Большой был двор у Светозара.

Жил кузнец не бедно, заказы получал от самого князя рязанского.

Имя Пимен, данное при крещении, предпочитал не упоминать, так же как имена сыновей: Вышата крещён Прокофием, Найдён – Порфирием.

Надо сказать, что в Рязанской земле большая часть населения так и жила: за христианскими именами всё ещё таилась языческая, славянская сущность, что, впрочем, никому не мешало поститься в срок или еженедельно посещать церковь.

Слыл кузнец волхвом, знал огненные заклинания, не боялся ходить на топкие болота, где по-прежнему обитали языческие духи. Но с ними Светозар дружил, они помогали находить железо.

Словом, всё в Светозаровой семье дышало покоем и благополучием, языческим ладом и христианскими молитвами.

Кузнец каждый день благодарил Господа, что дал ему возможность жить в этом прекрасном городе, городе мастеров.

Ремёсла – самые разные, от домниц для варки металла до ювелиров, которые производили изделия из золота, серебра, драгоценных камней.

Работали гончары, плотники, каменщики, медники, стеклоделы, резчики по кости и камню.

Все работали себе не в убыток, потому как княжеская пошлина была мизерной.

Словом, жил Светозар и радовался тому, что живёт.

Глядя на солнце, улыбался много раз на дню…

Но с недавних пор на кузнецов двор, семью, рухлядь словно наложили заклятье – курицы не неслись, корова перестала давать молоко, огонь в горне тух ни с того ни с сего, молоток валился из рук… Светозар крепился, молчал. Старел, только иногда грозил кулаком кому-то неведомому: не искушай еси, не возропщу.

Но роптал, ибо супруга Глафира бродила по избе чёрной тенью, а молодший Вышата видел сны, пересказывать которые опасался, и доподлинно страшился, что мать ополоумела.

…В это утро 11 июля-грозника ему показалось, что худшие опасения сбываются, Глафира оделась в светлое, стала весёлой и разговорчивой.

– Мать, чего с тобой стряслось? – опасливо дрожа голосом, спросил жену.

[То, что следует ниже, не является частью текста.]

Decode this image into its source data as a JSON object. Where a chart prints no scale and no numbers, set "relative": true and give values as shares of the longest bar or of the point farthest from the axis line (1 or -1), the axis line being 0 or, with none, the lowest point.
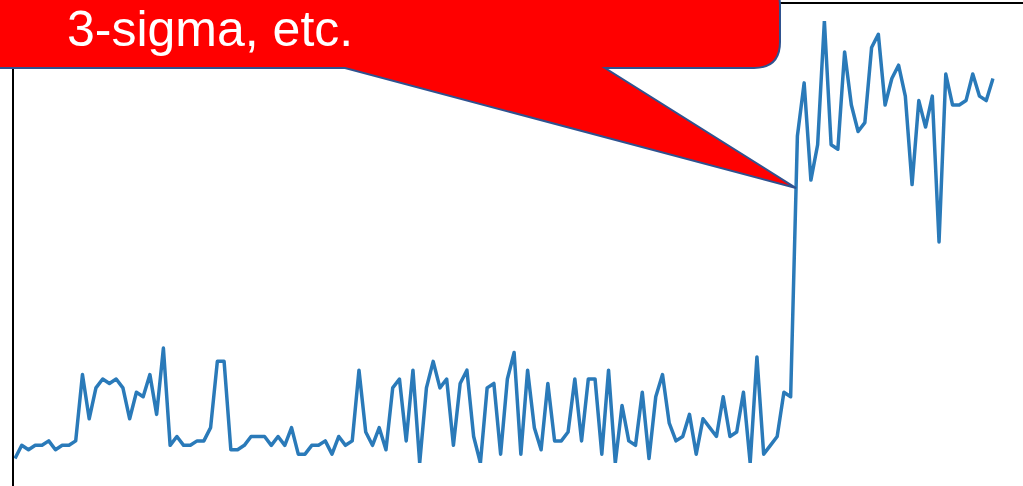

– А и ничего не стряслось. Чего могло статься? – отвечала она, улыбаясь. – Снился мне нынче Найдёныш наш, весёлый такой, нарядный, но уставший неимоверно. И сердит на всех нас.

Светозар и Вышата разом замерли и затаили дыхание, оба верили в загробную жизнь.

– Что сказал сыне?

Глафира пожала плечами.

– Баит, мол, непотребно оплакивать меня, я вживе.

Вышата тут же залился слезами.

Светозар обессиленно махнул рукой и выбежал во двор.

Душили слёзы, кружилась голова, отрывисто бухало посредине груди.

На миг показалось, что колокольня Успенского собора съехала на правую сторону. Встряхнул головой, посмотрел снова. Нет, на месте.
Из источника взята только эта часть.